Vasmatzis George, Klee Eric W, Kube Dagmar M, Therneau Terry M, Kosari Farhad
Mayo Clinic Comprehensive Cancer Center and Division of Experimental Pathology, Department of Laboratory Medicine and Pathology, Rochester, MN 55905, USA.
Bioinformatics. 2007 Jun 1;23(11):1348-55. doi: 10.1093/bioinformatics/btm102. Epub 2007 Mar 23.
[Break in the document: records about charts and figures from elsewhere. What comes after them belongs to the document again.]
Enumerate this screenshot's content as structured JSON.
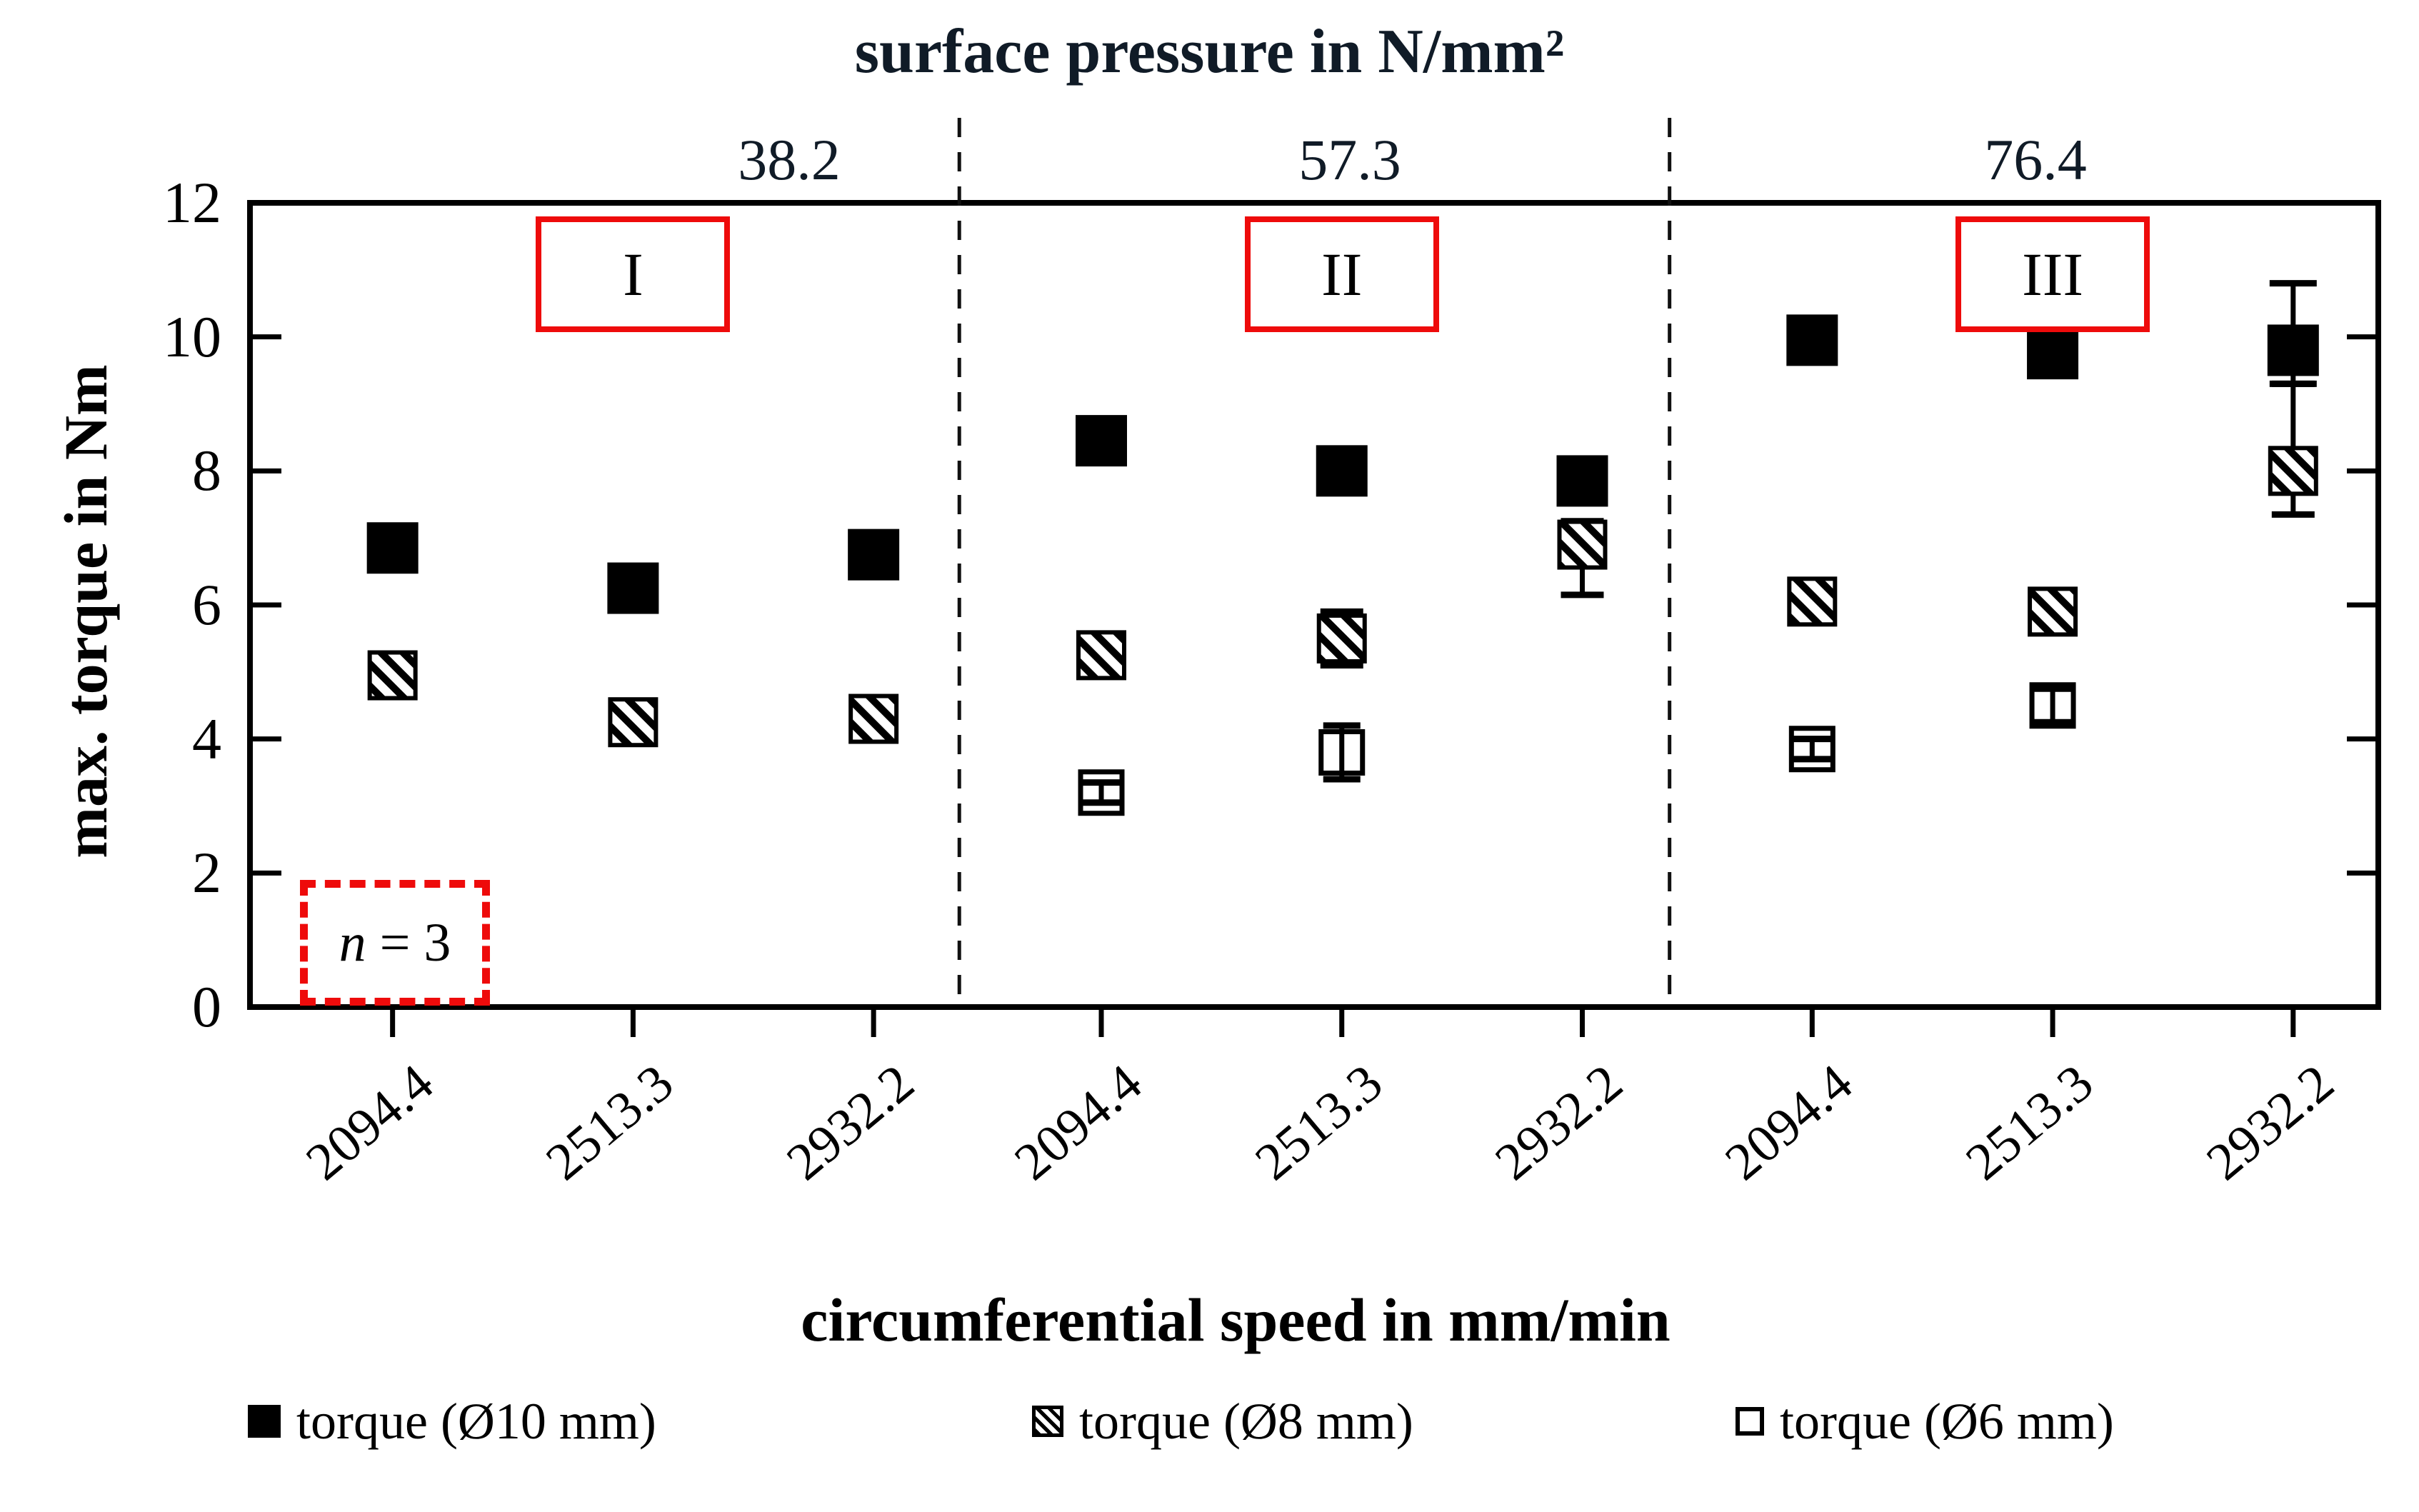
{
  "colors": {
    "accent_red": "#ee0b0b",
    "header_text": "#101b27",
    "axis_black": "#000000",
    "background": "#ffffff"
  },
  "chart_data": {
    "type": "scatter",
    "top_axis_title": "surface pressure in N/mm²",
    "xlabel": "circumferential speed in mm/min",
    "ylabel": "max. torque in Nm",
    "ylim": [
      0,
      12
    ],
    "y_ticks": [
      0,
      2,
      4,
      6,
      8,
      10,
      12
    ],
    "grid": false,
    "legend_position": "bottom",
    "annotation": {
      "italic": "n",
      "rest": " = 3"
    },
    "legend": [
      {
        "label": "torque (Ø10 mm)",
        "marker": "filled"
      },
      {
        "label": "torque (Ø8 mm)",
        "marker": "hatched"
      },
      {
        "label": "torque (Ø6 mm)",
        "marker": "open"
      }
    ],
    "groups": [
      {
        "id": "I",
        "pressure": "38.2",
        "points": [
          {
            "speed": "2094.4",
            "d10": {
              "v": 6.85
            },
            "d8": {
              "v": 4.95
            },
            "d6": null
          },
          {
            "speed": "2513.3",
            "d10": {
              "v": 6.25
            },
            "d8": {
              "v": 4.25
            },
            "d6": null
          },
          {
            "speed": "2932.2",
            "d10": {
              "v": 6.75
            },
            "d8": {
              "v": 4.3
            },
            "d6": null
          }
        ]
      },
      {
        "id": "II",
        "pressure": "57.3",
        "points": [
          {
            "speed": "2094.4",
            "d10": {
              "v": 8.45
            },
            "d8": {
              "v": 5.25
            },
            "d6": {
              "v": 3.2,
              "e_up": 0.15,
              "e_dn": 0.15
            }
          },
          {
            "speed": "2513.3",
            "d10": {
              "v": 8.0
            },
            "d8": {
              "v": 5.5,
              "e_up": 0.4,
              "e_dn": 0.4
            },
            "d6": {
              "v": 3.8,
              "e_up": 0.4,
              "e_dn": 0.4
            }
          },
          {
            "speed": "2932.2",
            "d10": {
              "v": 7.85
            },
            "d8": {
              "v": 6.9,
              "e_up": 0.35,
              "e_dn": 0.75
            },
            "d6": null
          }
        ]
      },
      {
        "id": "III",
        "pressure": "76.4",
        "points": [
          {
            "speed": "2094.4",
            "d10": {
              "v": 9.95
            },
            "d8": {
              "v": 6.05
            },
            "d6": {
              "v": 3.85,
              "e_up": 0.15,
              "e_dn": 0.15
            }
          },
          {
            "speed": "2513.3",
            "d10": {
              "v": 9.75
            },
            "d8": {
              "v": 5.9
            },
            "d6": {
              "v": 4.5,
              "e_up": 0.25,
              "e_dn": 0.25
            }
          },
          {
            "speed": "2932.2",
            "d10": {
              "v": 9.8,
              "e_up": 1.0,
              "e_dn": 0.5
            },
            "d8": {
              "v": 8.0,
              "e_up": 1.3,
              "e_dn": 0.65
            },
            "d6": null
          }
        ]
      }
    ]
  }
}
We describe a method to identify candidate cancer biomarkers by analyzing numeric approximations of tissue specificity of human genes. These approximations were calculated by analyzing predicted tissue expression distributions of genes derived from mapping expressed sequence tags (ESTs) to the human genome sequence using a binary indexing algorithm. Tissue-specificity values facilitated high-throughput analysis of the human genes and enabled the identification of genes highly specific to different tissues. Tissue expression distributions for several genes were compared to estimates obtained from other public gene expression datasets and experimentally validated using quantitative RT-PCR on RNA isolated from several human tissues. Our results demonstrate that most human genes ( approximately 98%) are expressed in many tissues (low specificity), and only a small number of genes possess very specific tissue expression profiles. These genes comprise a rich dataset from which novel therapeutic targets and novel diagnostic serum biomarkers may be selected.
我们描述了一种通过分析人类基因组织特异性的数值近似值来识别候选癌症生物标志物的方法。这些近似值是通过使用二元索引算法分析从表达序列标签(EST)映射到人类基因组序列所衍生的基因的预测组织表达分布来计算的。组织特异性值有助于对人类基因进行高通量分析,并能够识别对不同组织高度特异的基因。将几个基因的组织表达分布与从其他公共基因表达数据集获得的估计值进行比较,并使用定量RT-PCR对从几个人类组织分离的RNA进行实验验证。我们的结果表明,大多数人类基因(约98%)在许多组织中表达(低特异性),只有少数基因具有非常特异的组织表达谱。这些基因构成了一个丰富的数据集,从中可以选择新的治疗靶点和新的诊断血清生物标志物。